While Tomin is more aggressively experimental than most precommunist Czech authors, he inherits their themes. Two "lost" books of Czechoslovakia, Paul Leppin's Severin's Journey Into the Dark and Otokar Brezina's Hidden History, outline a decadent romanticism. Dating from 1914, Leppin's novel plainly describes a libertine's aimless affairs and wanderings, focusing on the repetition of Severin's life and melding his decadent outlook with Kafkaesque detachment. Borrowing from Kleist as much as from Sacher-Masoch, Leppin passes over the more voyeuristic aspects of eroticism to examine the mechanistic drive of Severin. The book is surprisingly restrained, and the tight prose prevents Severin's miseries from becoming too histrionic.
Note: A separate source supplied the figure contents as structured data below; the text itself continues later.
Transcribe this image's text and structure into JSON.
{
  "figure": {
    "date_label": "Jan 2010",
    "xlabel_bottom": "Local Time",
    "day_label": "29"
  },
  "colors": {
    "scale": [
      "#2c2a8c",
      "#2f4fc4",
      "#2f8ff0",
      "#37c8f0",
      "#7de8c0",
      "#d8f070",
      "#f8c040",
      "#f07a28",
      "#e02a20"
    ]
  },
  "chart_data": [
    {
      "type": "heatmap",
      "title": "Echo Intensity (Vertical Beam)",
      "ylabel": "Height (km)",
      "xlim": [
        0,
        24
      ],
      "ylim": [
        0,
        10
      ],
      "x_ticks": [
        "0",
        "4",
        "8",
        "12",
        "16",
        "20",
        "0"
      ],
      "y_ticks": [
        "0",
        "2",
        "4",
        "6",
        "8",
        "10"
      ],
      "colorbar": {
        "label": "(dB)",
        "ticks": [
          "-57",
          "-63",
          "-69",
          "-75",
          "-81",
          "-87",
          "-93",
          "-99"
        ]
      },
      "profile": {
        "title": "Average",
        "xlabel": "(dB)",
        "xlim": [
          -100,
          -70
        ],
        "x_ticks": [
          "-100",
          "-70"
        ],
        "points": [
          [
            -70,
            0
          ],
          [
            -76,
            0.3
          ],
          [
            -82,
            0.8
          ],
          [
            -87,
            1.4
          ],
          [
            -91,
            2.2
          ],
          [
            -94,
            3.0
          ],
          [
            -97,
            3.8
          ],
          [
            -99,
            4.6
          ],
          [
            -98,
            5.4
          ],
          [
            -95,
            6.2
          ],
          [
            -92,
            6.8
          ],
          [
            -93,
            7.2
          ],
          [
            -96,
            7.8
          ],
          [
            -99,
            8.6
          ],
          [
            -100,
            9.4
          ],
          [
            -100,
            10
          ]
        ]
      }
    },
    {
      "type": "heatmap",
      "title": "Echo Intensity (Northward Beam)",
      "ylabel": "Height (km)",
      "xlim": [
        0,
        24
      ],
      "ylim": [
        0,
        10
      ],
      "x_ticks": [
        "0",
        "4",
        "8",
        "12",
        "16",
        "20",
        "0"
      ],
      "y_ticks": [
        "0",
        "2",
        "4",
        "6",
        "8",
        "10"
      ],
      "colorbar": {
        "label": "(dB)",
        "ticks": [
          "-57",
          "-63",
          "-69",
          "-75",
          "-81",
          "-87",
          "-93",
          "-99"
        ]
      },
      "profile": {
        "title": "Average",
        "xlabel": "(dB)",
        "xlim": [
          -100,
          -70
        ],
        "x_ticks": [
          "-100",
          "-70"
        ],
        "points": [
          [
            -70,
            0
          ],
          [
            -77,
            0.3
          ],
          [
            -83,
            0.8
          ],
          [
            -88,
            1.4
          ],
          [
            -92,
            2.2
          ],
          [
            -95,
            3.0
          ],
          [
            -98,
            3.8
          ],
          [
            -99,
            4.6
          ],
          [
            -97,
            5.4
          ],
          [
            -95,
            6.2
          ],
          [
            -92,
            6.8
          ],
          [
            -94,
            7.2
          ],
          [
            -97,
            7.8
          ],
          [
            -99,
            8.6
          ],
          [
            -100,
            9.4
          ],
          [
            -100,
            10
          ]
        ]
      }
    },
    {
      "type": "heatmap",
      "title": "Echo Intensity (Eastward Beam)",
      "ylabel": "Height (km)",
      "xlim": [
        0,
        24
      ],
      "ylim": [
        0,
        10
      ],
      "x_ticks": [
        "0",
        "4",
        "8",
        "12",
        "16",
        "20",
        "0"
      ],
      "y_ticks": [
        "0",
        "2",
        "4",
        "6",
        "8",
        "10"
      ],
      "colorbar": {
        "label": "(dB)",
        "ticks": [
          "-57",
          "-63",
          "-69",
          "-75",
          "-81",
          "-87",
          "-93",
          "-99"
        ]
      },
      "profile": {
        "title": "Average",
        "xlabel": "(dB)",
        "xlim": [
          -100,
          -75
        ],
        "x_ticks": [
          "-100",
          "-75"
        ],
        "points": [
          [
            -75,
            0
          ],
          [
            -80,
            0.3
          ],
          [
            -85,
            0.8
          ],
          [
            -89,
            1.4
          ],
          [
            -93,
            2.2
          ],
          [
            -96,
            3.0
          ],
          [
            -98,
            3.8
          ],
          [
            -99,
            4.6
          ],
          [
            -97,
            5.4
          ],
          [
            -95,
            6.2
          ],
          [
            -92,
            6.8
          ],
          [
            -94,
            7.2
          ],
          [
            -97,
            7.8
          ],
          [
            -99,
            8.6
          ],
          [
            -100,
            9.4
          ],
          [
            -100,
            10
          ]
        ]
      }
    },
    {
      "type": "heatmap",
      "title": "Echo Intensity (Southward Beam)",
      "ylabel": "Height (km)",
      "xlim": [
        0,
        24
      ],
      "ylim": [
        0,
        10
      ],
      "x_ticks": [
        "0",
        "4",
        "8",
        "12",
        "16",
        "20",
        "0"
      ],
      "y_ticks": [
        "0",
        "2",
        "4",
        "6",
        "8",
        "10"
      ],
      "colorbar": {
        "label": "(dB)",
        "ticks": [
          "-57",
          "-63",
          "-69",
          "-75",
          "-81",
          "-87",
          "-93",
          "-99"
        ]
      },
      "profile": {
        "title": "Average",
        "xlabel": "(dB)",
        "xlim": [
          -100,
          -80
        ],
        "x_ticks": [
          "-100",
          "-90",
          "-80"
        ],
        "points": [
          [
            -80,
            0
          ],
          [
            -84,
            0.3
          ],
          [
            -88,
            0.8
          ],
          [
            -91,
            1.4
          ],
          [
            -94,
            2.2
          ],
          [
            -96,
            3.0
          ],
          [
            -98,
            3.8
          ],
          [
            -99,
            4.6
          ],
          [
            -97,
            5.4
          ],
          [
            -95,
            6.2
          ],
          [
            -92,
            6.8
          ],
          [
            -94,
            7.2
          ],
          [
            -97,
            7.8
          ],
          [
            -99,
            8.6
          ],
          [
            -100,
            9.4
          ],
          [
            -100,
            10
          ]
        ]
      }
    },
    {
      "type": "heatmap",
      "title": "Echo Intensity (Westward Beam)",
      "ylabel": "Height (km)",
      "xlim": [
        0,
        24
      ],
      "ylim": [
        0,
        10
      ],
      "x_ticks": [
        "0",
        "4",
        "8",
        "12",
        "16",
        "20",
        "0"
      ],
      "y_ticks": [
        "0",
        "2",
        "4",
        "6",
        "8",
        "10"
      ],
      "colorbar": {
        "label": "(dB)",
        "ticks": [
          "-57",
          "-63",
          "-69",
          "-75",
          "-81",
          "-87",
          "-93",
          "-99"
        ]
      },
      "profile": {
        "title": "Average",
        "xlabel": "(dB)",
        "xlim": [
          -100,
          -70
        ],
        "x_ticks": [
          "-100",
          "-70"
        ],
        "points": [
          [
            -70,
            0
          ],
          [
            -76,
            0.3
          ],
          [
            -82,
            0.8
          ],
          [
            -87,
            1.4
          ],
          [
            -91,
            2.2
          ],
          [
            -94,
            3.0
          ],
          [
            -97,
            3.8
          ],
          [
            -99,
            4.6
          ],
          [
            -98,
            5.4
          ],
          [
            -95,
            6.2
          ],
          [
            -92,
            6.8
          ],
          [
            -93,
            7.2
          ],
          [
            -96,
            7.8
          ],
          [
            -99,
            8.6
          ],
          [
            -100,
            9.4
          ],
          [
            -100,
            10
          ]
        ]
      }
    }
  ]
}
Approaching the irrational passions of life with a manic rush, Brezina brings a happier outlook to the primevality that Leppin describes. In the essays contained in Hidden History, written in the first decades of the century, his words erupt almost without sense. Brezina forsakes rational structures of thought, instead creating towers of language that often exhibit powerfully abstract imagery. In death, for example, Brezina finds "a love of man for man which would seem lethal in our time--where the hearts of the brethren, distant, beat in solitude--will bring about a singing union of the spirit." Like Leppin and Tomin, he has little patience for convention, either in writing or in life, but his vision lacks all cynicism and nihilism; he realizes in words some of the purest possibilities of the subconscious.

Bohumil Hrabal's Total Fears is a nexus of Twisted Spoon's concerns: written late in life by a man who lived through both wars, it gives a firsthand impression of the impact Czech history has had on a single author. Hrabal, best known for Closely Watched Trains, here alludes to the nullifying effect of the political situation, which seems to have driven him out of the world and into his mind. Taking the form of unsent letters to a female acquaintance, the chapters are free-flowing streams describing Hrabal's travels in his old age, in which he encounters the spirits of dead writers who seem more real than the modern world around him. Particularly forthright and chilling is the first section, "The Magic Flute," a compulsively written travelogue ridden with pain, exhaustion, and unsettling calm: "Bohumil Hrabal, you've victoried yourself away, you've reached the peak of emptiness, as my Lao Tzu taught me, I've reached the peak of emptiness and everything hurts." As an invitation to Hrabal's memory, the book is tantalizingly frank and approachable. Hrabal's casual language discloses his obsession with communication, the desire to speak to his reader as his beloved authors have spoken to him.

If the press's surrealist impulse is buried in Hrabal, it is still detectable, as in the harrowing "Meshuge Stunde," which describes a frenzy among cats as Soviet planes fly overhead. This antirationalist strain seems to have fully permeated Czech literature; as Sidenberg says, "Czech surrealism draws on many themes that are endemic to Czech art in general: a deep sense of irony, absurdity, fantasy." Hrabal, Leppin, Brezina, and Tomin all represent different stages in the development of this aesthetic. As Twisted Spoon excavates parallel developments to more commonly known movements, they preserve what the title of Brezina's book describes: a hidden history.